A research group from the University of Konstanz’s CRC 1214 “Anisotropic Particles as Building Blocks: Tailoring Shape, Interactions and Structures,” has shown a new aqueous polymerization process for producing polymer nanoparticles with a single chain and uniform shape.
In contrast to earlier techniques, the new technique includes high particle concentrations. The CRC 1214 has been funded by the German Research Foundation (DFG) since 2016.
A corresponding paper titled “Uniform shape monodisperse single chain nanocrystals by living aqueous catalytic polymerization” is scheduled for open access online publication in Nature Communications on June 13th, 2019.
Nanoparticles are the basic elements of proposed nanoparticle-based materials with yet-to-be-attained mechanical, optical, and electronic properties. In order to develop nanomaterials, nanoparticles with uniform sizes and shapes are needed. Although it is possible to produce inorganic metal or metal oxide nanoparticles suitable for assembly in different shapes, it has been very complicated so far to produce polymer nanoparticles in shapes apart from spheres.
In previous approaches, single-chain particles were prepared by post-polymerization collapse or assembled from solutions of separately synthesized chains.
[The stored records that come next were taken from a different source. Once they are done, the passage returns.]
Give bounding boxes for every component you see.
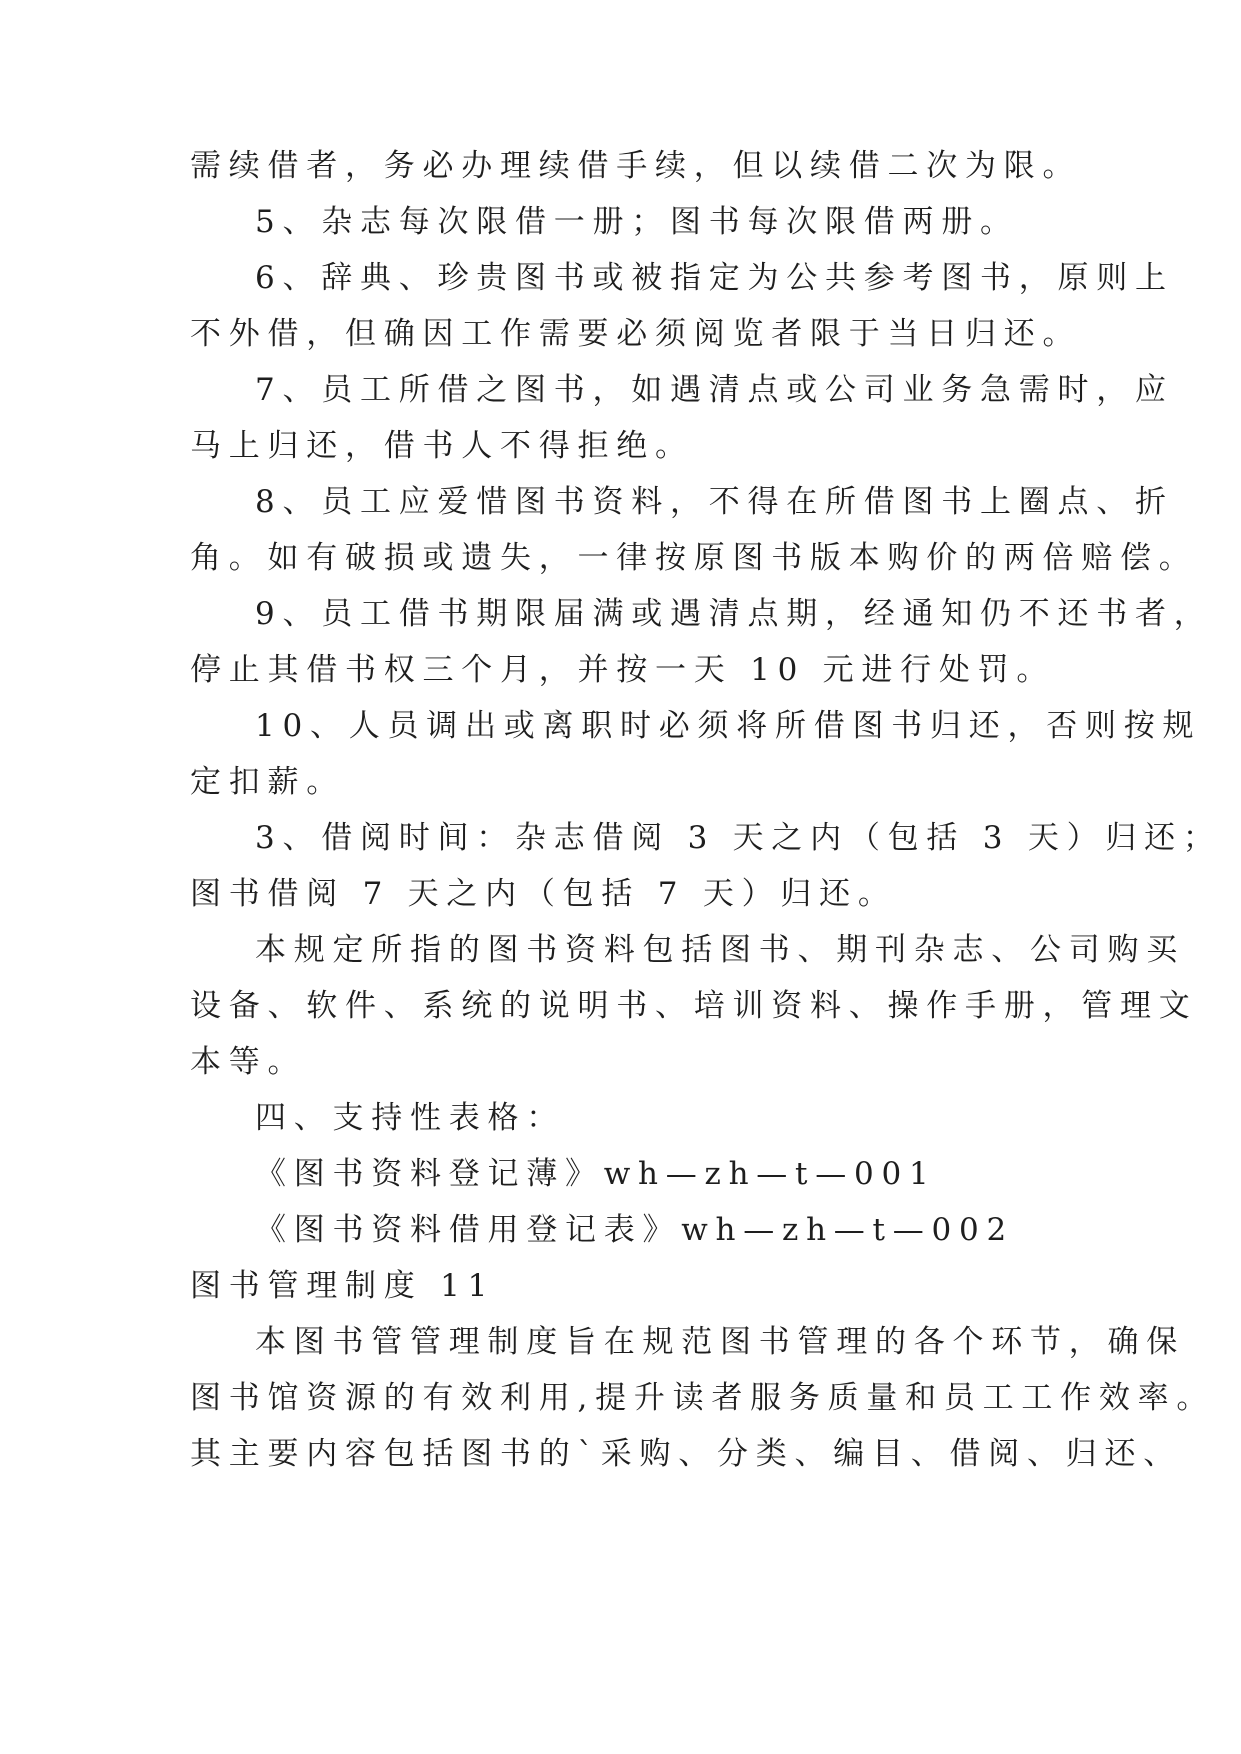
- text-line: 7、员工所借之图书，如遇清点或公司业务急需时，应: [255, 372, 1174, 408]
- text-line: 图书馆资源的有效利用,提升读者服务质量和员工工作效率。: [190, 1380, 1216, 1416]
- text-line: 《图书资料登记薄》wh—zh—t—001: [255, 1156, 937, 1192]
- text-line: 5、杂志每次限借一册；图书每次限借两册。: [255, 204, 1019, 240]
- text-line: 角。如有破损或遗失，一律按原图书版本购价的两倍赔偿。: [190, 540, 1198, 576]
- text-line: 不外借，但确因工作需要必须阅览者限于当日归还。: [190, 316, 1082, 352]
- text-line: 本规定所指的图书资料包括图书、期刊杂志、公司购买: [255, 932, 1185, 968]
- text-line: 其主要内容包括图书的`采购、分类、编目、借阅、归还、: [190, 1436, 1182, 1472]
- text-line: 本等。: [190, 1044, 307, 1080]
- text-line: 需续借者，务必办理续借手续，但以续借二次为限。: [190, 148, 1082, 184]
- document-heading: 图书管理制度 11: [190, 1268, 496, 1304]
- text-line: 《图书资料借用登记表》wh—zh—t—002: [255, 1212, 1014, 1248]
- text-line: 设备、软件、系统的说明书、培训资料、操作手册，管理文: [190, 988, 1198, 1024]
- text-line: 8、员工应爱惜图书资料，不得在所借图书上圈点、折: [255, 484, 1174, 520]
- text-line: 6、辞典、珍贵图书或被指定为公共参考图书，原则上: [255, 260, 1174, 296]
- text-line: 3、借阅时间：杂志借阅 3 天之内（包括 3 天）归还；: [255, 820, 1222, 856]
- text-line: 停止其借书权三个月，并按一天 10 元进行处罚。: [190, 652, 1056, 688]
- text-line: 定扣薪。: [190, 764, 345, 800]
- text-line: 马上归还，借书人不得拒绝。: [190, 428, 694, 464]
- text-line: 图书借阅 7 天之内（包括 7 天）归还。: [190, 876, 897, 912]
- text-line: 9、员工借书期限届满或遇清点期，经通知仍不还书者，: [255, 596, 1213, 632]
- section-heading: 四、支持性表格：: [255, 1100, 565, 1136]
- text-line: 本图书管管理制度旨在规范图书管理的各个环节，确保: [255, 1324, 1185, 1360]
- text-line: 10、人员调出或离职时必须将所借图书归还，否则按规: [255, 708, 1202, 744]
What we have managed to do is to demonstrate direct polymerization to single-chain uniform-shape monodisperse nanocrystals for polyethylene, which is the largest and most important synthetic polymer material.
Stefan Mecking, Professor of Chemical Materials Science, Department of Chemistry, University of Konstanz
Stefan Mecking is the Vice Speaker of CRC 1214.
One main problem in relation to this method is to attain living chain and particle growth that can be continued for many hours and up to extremely high molecular weights, preferably yielding single-chain nanocrystals of ultra-high molecular weight polyethylene. In order to realize this, the scientists created advanced catalysts.
“We then conducted a series of pressure reactor tests to identify ideal conditions for maintaining catalytic activity over longer periods of time and to gain insights into the chain and particle growth process,” describes Mecking. “In addition to the novel catalysts, control of the colloidal state of the reaction mixture is another key element in obtaining the desired aqueous particle dispersions.”
Unlike most post-polymerization processes, the aqueous polymerization process explained by Stefan Mecking and his colleagues produces high particle number densities, which are similar to commercial polymer dispersions used for paints, coatings, and other applications. With transmission electron microscopy (TEM), the scientists were able to prove that the particles consequently produced are made up of a single chain, exhibit a uniform shape and size distribution, and do not amass.
“While our assemblies may not fully match the extensively optimized assemblies of inorganic nanoparticles, they seem to be very promising,” concludes Mecking. “In time, our insights into the creation of anisotropic polymer nanocrystals using aqueous catalytic polymerization may enable us to create polymer materials based on nanoparticle assembly.”